IC Spirit Week reached out to organizations that had a similar mission to our committee: to unify the campus community and build a strong connection to Ithaca College. We had a great response rate from these groups that had wanted to help our cause. In order to create better awareness about our plan to increase school spirit, we utilized traditions that already had a strong presence on campus, such as Mr. and Ms. Ithaca and Habidash. We then reached out to other organizations who then used their creativity to create new events for IC Spirit Week. We had a diverse schedule of events, and it showed that our students do show their passion for the college through attendance at these events.
This year, we’ve built upon our events from last year and responded to what students wanted to see done differently. Our communication efforts are a lot stronger than last year, and our volunteers are now a blend of students who participated last year and those who are new to IC Spirit Week. We’ve become a registered organization because we knew this would help in our efforts to keep Spirit Week a yearly tradition.
You should care about IC Spirit Week because we need to show support for our student organizations, our athletic teams and our additional college affinity groups. These members work hard all year long to bring the campus community together and deserve to be recognized for their efforts. Last year was the first time IC Spirit Week took place, and it was a great learning opportunity to see how students responded to what would hopefully become a new school tradition. By having IC Spirit Week lead into Alumni Weekend, we hope that as our recent graduates come back to visit the college, they remember their favorite events from Spirit Week.

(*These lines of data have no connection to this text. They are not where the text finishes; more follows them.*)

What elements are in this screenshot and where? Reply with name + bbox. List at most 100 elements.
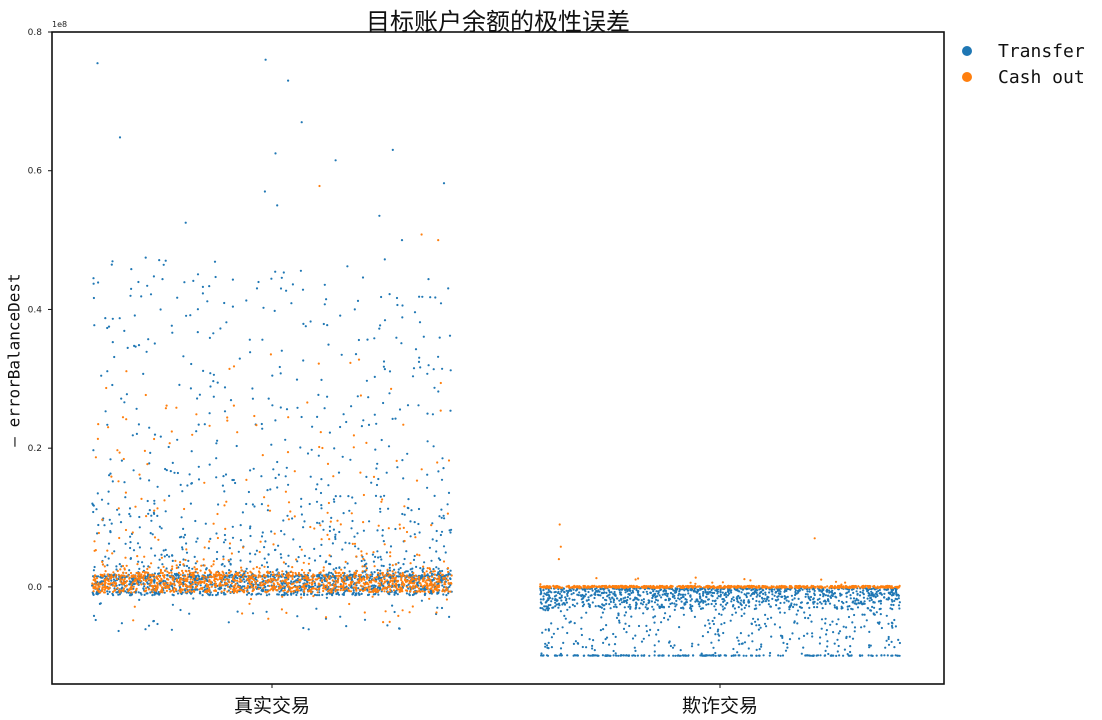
data-point — [845, 601, 847, 603]
data-point — [134, 583, 136, 585]
data-point — [173, 577, 175, 579]
data-point — [351, 574, 353, 576]
data-point — [112, 480, 114, 482]
data-point — [130, 268, 132, 270]
data-point — [418, 576, 420, 578]
data-point — [282, 582, 284, 584]
data-point — [550, 622, 552, 624]
data-point — [107, 593, 109, 595]
data-point — [157, 486, 159, 488]
data-point — [163, 584, 165, 586]
data-point — [614, 604, 616, 606]
data-point — [225, 501, 227, 503]
data-point — [756, 655, 758, 657]
data-point — [320, 379, 322, 381]
data-point — [226, 420, 228, 422]
data-point — [722, 605, 724, 607]
data-point — [208, 285, 210, 287]
data-point — [429, 568, 431, 570]
data-point — [234, 573, 236, 575]
data-point — [353, 434, 355, 436]
data-point — [717, 633, 719, 635]
data-point — [333, 498, 335, 500]
data-point — [226, 575, 228, 577]
data-point — [737, 640, 739, 642]
data-point — [689, 595, 691, 597]
data-point — [789, 638, 791, 640]
data-point — [124, 575, 126, 577]
data-point — [759, 604, 761, 606]
data-point — [118, 584, 120, 586]
data-point — [337, 586, 339, 588]
data-point — [110, 476, 112, 478]
data-point — [209, 412, 211, 414]
data-point — [157, 573, 159, 575]
data-point — [809, 614, 811, 616]
data-point — [164, 569, 166, 571]
data-point — [430, 583, 432, 585]
data-point — [714, 652, 716, 654]
data-point — [880, 602, 882, 604]
data-point — [447, 575, 449, 577]
data-point — [119, 317, 121, 319]
data-point — [803, 611, 805, 613]
data-point — [715, 609, 717, 611]
data-point — [318, 455, 320, 457]
data-point — [763, 654, 765, 656]
data-point — [887, 589, 889, 591]
data-point — [870, 597, 872, 599]
data-point — [156, 582, 158, 584]
data-point — [276, 486, 278, 488]
data-point — [228, 569, 230, 571]
data-point — [326, 593, 328, 595]
data-point — [378, 590, 380, 592]
data-point — [580, 628, 582, 630]
data-point — [247, 572, 249, 574]
data-point — [808, 598, 810, 600]
data-point — [778, 588, 780, 590]
data-point — [262, 531, 264, 533]
data-point — [305, 575, 307, 577]
data-point — [421, 468, 423, 470]
data-point — [318, 522, 320, 524]
data-point — [402, 563, 404, 565]
data-point — [791, 632, 793, 634]
data-point — [153, 503, 155, 505]
data-point — [389, 370, 391, 372]
data-point — [293, 586, 295, 588]
data-point — [161, 527, 163, 529]
data-point — [286, 582, 288, 584]
data-point — [154, 536, 156, 538]
data-point — [137, 561, 139, 563]
data-point — [699, 595, 701, 597]
data-point — [162, 574, 164, 576]
data-point — [777, 654, 779, 656]
data-point — [94, 580, 96, 582]
data-point — [223, 302, 225, 304]
data-point — [441, 368, 443, 370]
data-point — [792, 606, 794, 608]
data-point — [419, 591, 421, 593]
data-point — [146, 568, 148, 570]
data-point — [661, 604, 663, 606]
data-point — [183, 281, 185, 283]
data-point — [134, 314, 136, 316]
data-point — [179, 564, 181, 566]
data-point — [677, 594, 679, 596]
data-point — [222, 584, 224, 586]
data-point — [745, 604, 747, 606]
data-point — [192, 579, 194, 581]
data-point — [432, 568, 434, 570]
data-point — [435, 589, 437, 591]
data-point — [125, 572, 127, 574]
data-point — [411, 568, 413, 570]
data-point — [755, 607, 757, 609]
data-point — [221, 564, 223, 566]
data-point — [94, 575, 96, 577]
data-point — [263, 566, 265, 568]
data-point — [280, 586, 282, 588]
data-point — [638, 625, 640, 627]
data-point — [668, 655, 670, 657]
data-point — [224, 410, 226, 412]
data-point — [346, 587, 348, 589]
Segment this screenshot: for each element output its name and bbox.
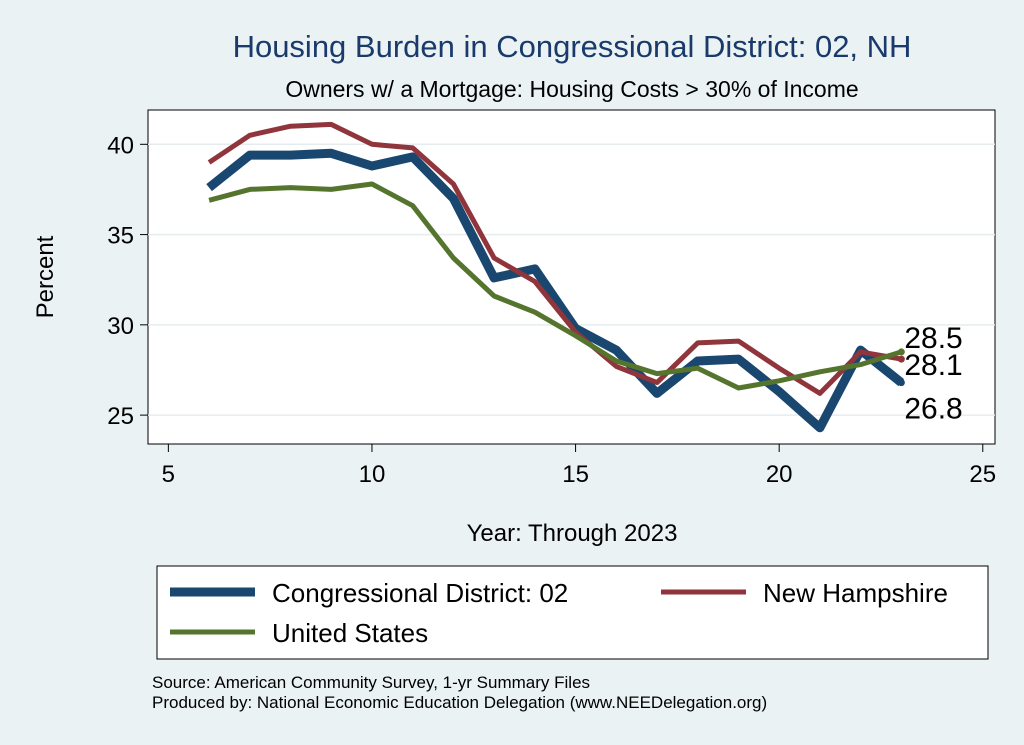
- x-tick-label: 25: [969, 461, 996, 488]
- y-tick-label: 40: [107, 132, 134, 159]
- end-point-united-states: [897, 348, 905, 356]
- y-tick-label: 35: [107, 223, 134, 250]
- grid-lines: [148, 143, 995, 416]
- chart-subtitle: Owners w/ a Mortgage: Housing Costs > 30…: [285, 76, 858, 102]
- y-axis-label: Percent: [32, 235, 59, 318]
- source-note: Source: American Community Survey, 1-yr …: [152, 673, 590, 692]
- end-label-united-states: 28.5: [904, 322, 962, 355]
- x-tick-label: 20: [766, 461, 793, 488]
- legend-label-district: Congressional District: 02: [272, 578, 568, 608]
- x-tick-label: 5: [162, 461, 175, 488]
- series-line-district: [206, 148, 905, 433]
- x-tick-label: 15: [562, 461, 589, 488]
- series-line-new-hampshire: [207, 121, 902, 396]
- end-point-new-hampshire: [897, 355, 905, 363]
- legend: [156, 565, 989, 660]
- end-label-new-hampshire: 28.1: [904, 349, 962, 382]
- plot-area: [147, 109, 996, 445]
- series-line-united-states: [208, 181, 903, 391]
- y-tick-label: 25: [107, 403, 134, 430]
- end-label-district: 26.8: [904, 393, 962, 426]
- producer-note: Produced by: National Economic Education…: [152, 693, 767, 712]
- legend-label-new-hampshire: New Hampshire: [763, 578, 948, 608]
- end-labels: 26.8 28.128.5: [904, 322, 962, 426]
- legend-label-united-states: United States: [272, 618, 428, 648]
- x-tick-label: 10: [359, 461, 386, 488]
- x-axis-ticks: 5 10 15 20 25: [162, 444, 996, 488]
- chart-title: Housing Burden in Congressional District…: [233, 29, 912, 64]
- y-axis-ticks: 25 30 35 40: [107, 132, 148, 430]
- end-point-district: [897, 379, 905, 387]
- x-axis-label: Year: Through 2023: [467, 520, 678, 547]
- series-lines: [206, 121, 905, 433]
- y-tick-label: 30: [107, 313, 134, 340]
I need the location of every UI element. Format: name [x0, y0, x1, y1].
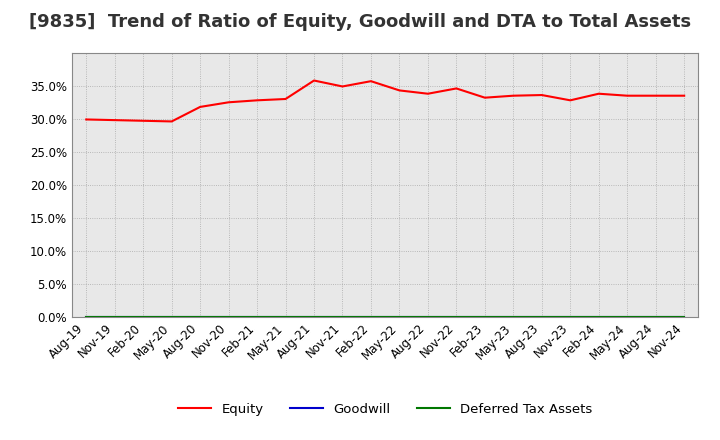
- Equity: [537, 92, 546, 98]
- Deferred Tax Assets: [253, 314, 261, 319]
- Equity: [139, 118, 148, 123]
- Equity: [480, 95, 489, 100]
- Goodwill: [423, 314, 432, 319]
- Equity: [423, 91, 432, 96]
- Equity: [82, 117, 91, 122]
- Goodwill: [566, 314, 575, 319]
- Deferred Tax Assets: [167, 314, 176, 319]
- Deferred Tax Assets: [452, 314, 461, 319]
- Goodwill: [196, 314, 204, 319]
- Goodwill: [680, 314, 688, 319]
- Equity: [366, 78, 375, 84]
- Equity: [452, 86, 461, 91]
- Goodwill: [253, 314, 261, 319]
- Goodwill: [310, 314, 318, 319]
- Line: Equity: Equity: [86, 81, 684, 121]
- Equity: [338, 84, 347, 89]
- Equity: [110, 117, 119, 123]
- Deferred Tax Assets: [566, 314, 575, 319]
- Equity: [282, 96, 290, 102]
- Goodwill: [623, 314, 631, 319]
- Equity: [395, 88, 404, 93]
- Goodwill: [452, 314, 461, 319]
- Equity: [225, 99, 233, 105]
- Equity: [595, 91, 603, 96]
- Deferred Tax Assets: [537, 314, 546, 319]
- Equity: [509, 93, 518, 98]
- Equity: [167, 119, 176, 124]
- Goodwill: [595, 314, 603, 319]
- Goodwill: [366, 314, 375, 319]
- Goodwill: [537, 314, 546, 319]
- Goodwill: [652, 314, 660, 319]
- Equity: [253, 98, 261, 103]
- Deferred Tax Assets: [509, 314, 518, 319]
- Deferred Tax Assets: [282, 314, 290, 319]
- Deferred Tax Assets: [82, 314, 91, 319]
- Deferred Tax Assets: [623, 314, 631, 319]
- Goodwill: [82, 314, 91, 319]
- Equity: [310, 78, 318, 83]
- Equity: [652, 93, 660, 98]
- Goodwill: [225, 314, 233, 319]
- Deferred Tax Assets: [225, 314, 233, 319]
- Goodwill: [338, 314, 347, 319]
- Deferred Tax Assets: [338, 314, 347, 319]
- Deferred Tax Assets: [480, 314, 489, 319]
- Goodwill: [282, 314, 290, 319]
- Goodwill: [395, 314, 404, 319]
- Equity: [196, 104, 204, 110]
- Text: [9835]  Trend of Ratio of Equity, Goodwill and DTA to Total Assets: [9835] Trend of Ratio of Equity, Goodwil…: [29, 13, 691, 31]
- Legend: Equity, Goodwill, Deferred Tax Assets: Equity, Goodwill, Deferred Tax Assets: [173, 397, 598, 421]
- Deferred Tax Assets: [423, 314, 432, 319]
- Deferred Tax Assets: [196, 314, 204, 319]
- Equity: [566, 98, 575, 103]
- Deferred Tax Assets: [139, 314, 148, 319]
- Goodwill: [509, 314, 518, 319]
- Goodwill: [167, 314, 176, 319]
- Deferred Tax Assets: [110, 314, 119, 319]
- Goodwill: [110, 314, 119, 319]
- Equity: [623, 93, 631, 98]
- Goodwill: [139, 314, 148, 319]
- Deferred Tax Assets: [595, 314, 603, 319]
- Goodwill: [480, 314, 489, 319]
- Deferred Tax Assets: [310, 314, 318, 319]
- Deferred Tax Assets: [395, 314, 404, 319]
- Equity: [680, 93, 688, 98]
- Deferred Tax Assets: [652, 314, 660, 319]
- Deferred Tax Assets: [680, 314, 688, 319]
- Deferred Tax Assets: [366, 314, 375, 319]
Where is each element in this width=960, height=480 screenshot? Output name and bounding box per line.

Vice President Maeghan Willis and I have had the incredible opportunity to present our progress and strategy of IC Spirit Week at the Council for Advancement and Support of Education Affiliated Student Advancement Programs conferences. Other institutions have reached out to us, wanting to follow in our mission to create a spirited environment that isn’t only about athletics and apparel. Our organization is strong, and we know it will keep growing, but we need your help. Come support your fellow students at IC Spirit Week this year.